The most prestigious golf tournament in the world has started and even though it’s as important as ever, it’s not nearly as interesting as it could have been. Tiger Woods won’t play at the Master this year because of a sore back and it’s a simple and sad fact that golf without Tiger isn’t nearly as much fun as it is with him, and it doesn’t matter whether you like him or not.
Woods doesn’t necessarily have to win, but any tournament will be a success if he’s at least in contention on Sunday, and it will be a rip-roaring success if he’s near the top of the leaderboard during Sunday’s final nine holes. Television ratings spike dramatically when that happens and that, of course, makes everybody involved with the PGA Tour very, very happy.
Woods’s real appeal is that even non-golfers are interested in how he does, especially in a major tournament like the Masters. And the key to real success in any professional sport is to draw in the people who don’t necessarily play it or ever like it that much. That’s why the NFL is so popular and the WNBA is not – more women watch football than women’s basketball.
Every show needs a star and when it comes to golf, Woods is perhaps the biggest top box office draw of all time. Other golfers, like Phil Mickelson, have their share of fans, but almost all of them are golfers or, in Mickelson’s case, left-handers. Arnold Palmer had the same effect a half-century ago and a large part of Arnie’s Army never picked up a golf club in their lives.
All professional sports market star power – when the Miami Heat play the Los Angeles Lakers the pregame hype is all about LeBron and Kobe and when the New England Patriots play the Denver Broncos it’s all about Brady vs. Manning. And that star power is much more important in individual sports like golf and tennis, where fans don’t have inbred team loyalties to draw them in.
That’s the biggest problem with professional tennis, at least in this country (and we are, after all, the only country that matters). There aren’t any American superstars who aren’t named Williams and tennis’ popularity is at an all-time low here. The last time American men won a Grand Slam event was all the way back in 2003, when Andre Agassi won the Australian Open and Andy Roddick won the U.S. Open. The highest ranked U.S. player today is John Isner at No. 9, and we’d be willing to bet you’d have to stop a lot of people on the street before you found one who knows who John Isner is.
It’s the same story in golf, with a big difference. In tennis, you can pretty much predict who will win or at least make it to the finals of an event – it’s going to be Roger Federer, Rafael Nadal or Novak Djokovic and fans know they’re going to get at least one of them and probably two of them in a Grand Slam final. But in golf, there’s a different winner every week and nobody can dominate like the Big 3 of tennis can – unless that person is Tiger Woods.
But Woods hasn’t dominated golf for a while now, even though he’s still the best in the world when healthy. That has become a major factor, however, as Woods’ body keeps breaking down. Every time he has an injury it takes that much more time for him to get his game back into top form, and just when he appears ready to take over the PGA Tour again, he gets hurt again.
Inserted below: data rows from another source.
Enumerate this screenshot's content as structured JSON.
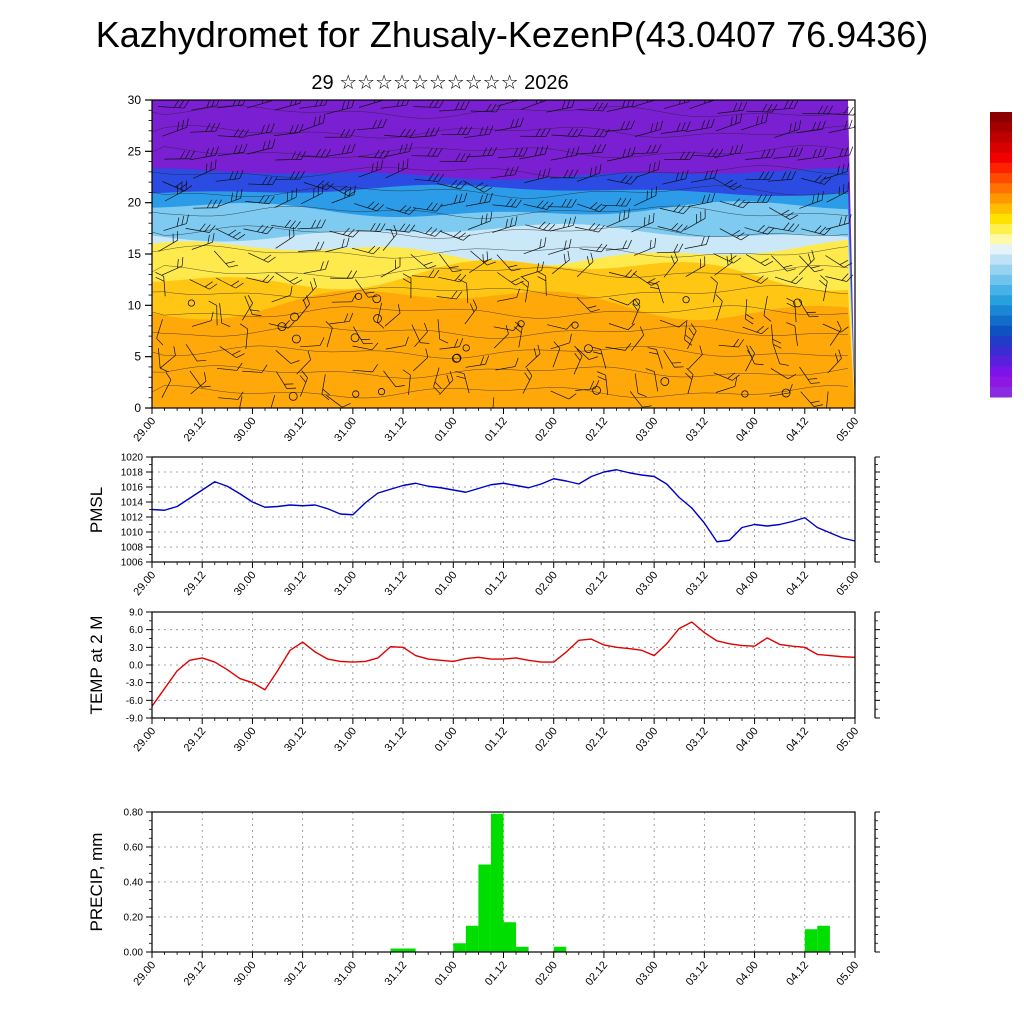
{
  "title": "Kazhydromet for Zhusaly-KezenP(43.0407 76.9436)",
  "subtitle": "29 ☆☆☆☆☆☆☆☆☆☆ 2026",
  "time_labels": [
    "29.00",
    "29.12",
    "30.00",
    "30.12",
    "31.00",
    "31.12",
    "01.00",
    "01.12",
    "02.00",
    "02.12",
    "03.00",
    "03.12",
    "04.00",
    "04.12",
    "05.00"
  ],
  "colorbar": {
    "colors": [
      "#8B0000",
      "#A50000",
      "#BF0000",
      "#D90000",
      "#F20000",
      "#FF2200",
      "#FF4A00",
      "#FF7100",
      "#FF9800",
      "#FFBF00",
      "#FFE200",
      "#FFF04E",
      "#FFF9A8",
      "#E6F3FB",
      "#BFE3F6",
      "#97D3F1",
      "#6FC3EC",
      "#47B2E7",
      "#27A0DE",
      "#1B86D4",
      "#146CCA",
      "#0D52C0",
      "#1F3DC6",
      "#3A2BD2",
      "#5A1EDD",
      "#7A14E8",
      "#8F17E2",
      "#8A2BE2"
    ]
  },
  "chart_data": [
    {
      "id": "wind-profile",
      "type": "heatmap",
      "description": "Vertical wind/temperature profile with wind barbs",
      "ylabel": "",
      "ylim": [
        0,
        30
      ],
      "yticks": [
        0,
        5,
        10,
        15,
        20,
        25,
        30
      ],
      "layers": [
        {
          "top": 30.0,
          "color": "#7B1FD2"
        },
        {
          "top": 22.8,
          "color": "#2B4BE2"
        },
        {
          "top": 21.2,
          "color": "#2D9CE8"
        },
        {
          "top": 19.3,
          "color": "#7ECAF1"
        },
        {
          "top": 17.1,
          "color": "#CBE8F8"
        },
        {
          "top": 15.1,
          "color": "#FFEA4E"
        },
        {
          "top": 13.1,
          "color": "#FFC614"
        },
        {
          "top": 10.2,
          "color": "#FFA80A"
        }
      ]
    },
    {
      "id": "pmsl",
      "type": "line",
      "ylabel": "PMSL",
      "color": "#0000C8",
      "ylim": [
        1006,
        1020
      ],
      "ytick_step": 2,
      "ytick_minor": 1,
      "ytick_decimals": 0,
      "x_step_hours": 3,
      "values": [
        1013.0,
        1012.9,
        1013.4,
        1014.5,
        1015.6,
        1016.7,
        1016.1,
        1015.1,
        1014.0,
        1013.3,
        1013.4,
        1013.6,
        1013.5,
        1013.6,
        1013.1,
        1012.4,
        1012.3,
        1013.9,
        1015.2,
        1015.7,
        1016.2,
        1016.5,
        1016.1,
        1015.9,
        1015.6,
        1015.3,
        1015.8,
        1016.3,
        1016.5,
        1016.2,
        1015.9,
        1016.4,
        1017.1,
        1016.8,
        1016.4,
        1017.4,
        1018.0,
        1018.3,
        1017.9,
        1017.6,
        1017.4,
        1016.4,
        1014.6,
        1013.2,
        1011.2,
        1008.7,
        1008.9,
        1010.6,
        1011.0,
        1010.8,
        1011.0,
        1011.4,
        1011.9,
        1010.6,
        1009.9,
        1009.2,
        1008.8
      ]
    },
    {
      "id": "temp2m",
      "type": "line",
      "ylabel": "TEMP at 2 M",
      "color": "#E00000",
      "ylim": [
        -9,
        9
      ],
      "ytick_step": 3,
      "ytick_minor": 1.5,
      "ytick_decimals": 1,
      "x_step_hours": 3,
      "values": [
        -7.0,
        -4.0,
        -1.0,
        0.8,
        1.2,
        0.5,
        -0.8,
        -2.3,
        -3.0,
        -4.2,
        -1.0,
        2.5,
        3.9,
        2.2,
        1.0,
        0.6,
        0.5,
        0.6,
        1.2,
        3.1,
        3.0,
        1.6,
        1.0,
        0.8,
        0.6,
        1.1,
        1.3,
        1.0,
        1.0,
        1.2,
        0.8,
        0.5,
        0.5,
        2.2,
        4.2,
        4.4,
        3.4,
        3.0,
        2.8,
        2.5,
        1.6,
        3.6,
        6.2,
        7.3,
        5.5,
        4.1,
        3.6,
        3.3,
        3.2,
        4.6,
        3.5,
        3.2,
        3.0,
        1.8,
        1.6,
        1.4,
        1.3
      ]
    },
    {
      "id": "precip",
      "type": "bar",
      "ylabel": "PRECIP, mm",
      "color": "#00DE00",
      "ylim": [
        0,
        0.8
      ],
      "ytick_step": 0.2,
      "ytick_minor": 0.05,
      "ytick_decimals": 2,
      "x_step_hours": 3,
      "values": [
        0,
        0,
        0,
        0,
        0,
        0,
        0,
        0,
        0,
        0,
        0,
        0,
        0,
        0,
        0,
        0,
        0,
        0,
        0,
        0.02,
        0.02,
        0,
        0,
        0,
        0.05,
        0.15,
        0.5,
        0.79,
        0.17,
        0.03,
        0,
        0,
        0.03,
        0,
        0,
        0,
        0,
        0,
        0,
        0,
        0,
        0,
        0,
        0,
        0,
        0,
        0,
        0,
        0,
        0,
        0,
        0,
        0.13,
        0.15,
        0,
        0
      ]
    }
  ]
}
That’s why everybody was crushed when Woods announced he’d have to miss the Masters this year. Fans were disappointed and television and advertising executives were devastated. And that’s why golf needs a new superstar, somebody who not only wins tournaments, but also wins over the gallery. Golf needs somebody that even the non-golfers care about. Even if Woods returns and plays like he used to, he’s no longer a kid and it doesn’t appear there is anybody in the wings with his universal appeal. And golf won’t attract that cross-over crowd again until a new star emerges.